The Japanese yen dropped near its lowest level against the U.S. dollar in 40 years on Tuesday, while indexes rose across much of Europe and Asia and U.S. stocks trimmed their losses from a rocky June. The numbers moved, the people underneath them didn’t get a vote. Markets did what markets do: reward capital, punish labour, and call it normal.

The S&P 500 rose 0.6%, though it was still heading for its first losing month after two strong ones. The Dow Jones Industrial Average was up 135 points, or 0.3%, as of noon Eastern time, and the Nasdaq composite was 1.2% higher. That bounce came after June’s weakness, which traders blamed on a fall to Earth for stocks in the artificial-intelligence industry. The whole spectacle is familiar. A frenzy lifts a sector to “tremendous heights,” then the same investors who chased it start worrying it went too high.

The AI Bubble and the Quarter-End Ritual

AI stocks were stronger Tuesday. Nvidia rose 1.6% to trim its loss for the month. Microsoft, which is investing heavily in AI, rose 0.7% to bring its loss for the month back below 18%. Oracle fell 1.6% to bring its drop for June to nearly 36%. Those are the kinds of swings that tell you who gets to gamble and who gets to absorb the fallout when the bet sours.

Tuesday’s relatively quiet trading came as companies closed their books for the quarter running from April through June. Investors wanted strong growth in profits to justify the big gains stocks made early in the quarter. Despite June’s drop, the S&P 500 was still on track for its best quarter since six years ago, when stocks rocketed out of the crash caused by the COVID pandemic. The quarterly calendar keeps turning. The pressure on everyone else keeps turning with it.

Concentrix tumbled 16.7% after the technology company reported profit and revenue for the latest quarter that were just shy of analysts’ expectations. One miss, and the market’s patience evaporates. That’s the discipline of capital in plain sight.

Oil, War and the Price of Movement

In the oil market, prices drifted as two U.S. envoys arrived in Qatar for talks with mediators about the implementation of an initial deal to end the war in Iran. The Americans were not having direct negotiations with Iranian diplomats while in Doha. The price for a barrel of Brent crude oil, the international standard, erased an early, modest rise and dipped 0.6% to $73.47.

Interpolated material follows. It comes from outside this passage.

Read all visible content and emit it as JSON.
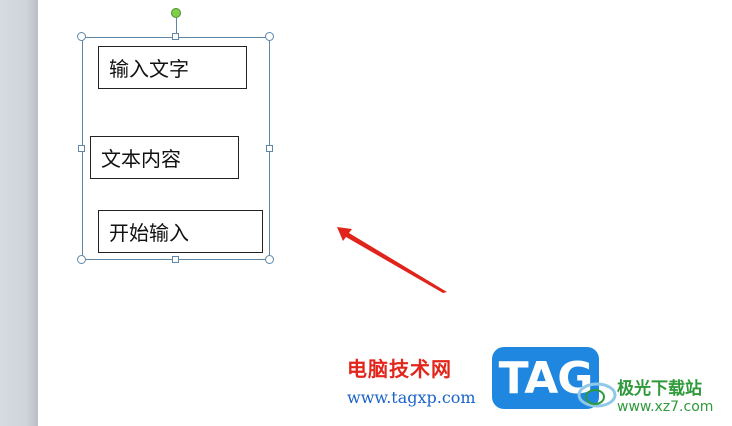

The hope is that an end to the war will restore full access to the Strait of Hormuz, allowing oil tankers to move more crude and lower its price. Even here, movement is treated as a privilege to be managed by states and their envoys, not a basic condition of life. The route opens, the price shifts, and the rest of the world is expected to absorb the consequences.

Expensive oil has already sent inflation jumping around the world, which in turn has raised worries that the Federal Reserve and other central banks may have to raise interest rates. Higher rates would keep a lid on inflation, but they would also slow economic growth and hurt prices for investments. The yield on the 10-year Treasury rose to 4.40% from 4.38% late Monday. The central bankers’ answer to instability is always the same: tighten the screws and let everyone else pay.

Europe’s Gains, Japan’s Squeeze

Germany’s DAX returned 1.5%, and South Korea’s Kospi climbed 1% for two of the world’s bigger gains. Japan’s Nikkei 225 rose 0.9% as the value of the Japanese yen dropped near its lowest level against the U.S. dollar in 40 years. U.S. government bonds are paying much higher yields than their Japanese counterparts, and the possibility of rate hikes by the Fed is putting more pressure on the yen.

Speculation is rising that Japan’s government may try to prop up the yen’s value, but Japan’s finance minister said only that the government was ready to “respond appropriately whenever necessary.” That’s the language of managed decline: vague, careful, and useful mainly to reassure the people who already own the assets. Across Europe and Asia, the day’s gains and losses were framed as market weather. For everyone else, they’re the terms of survival.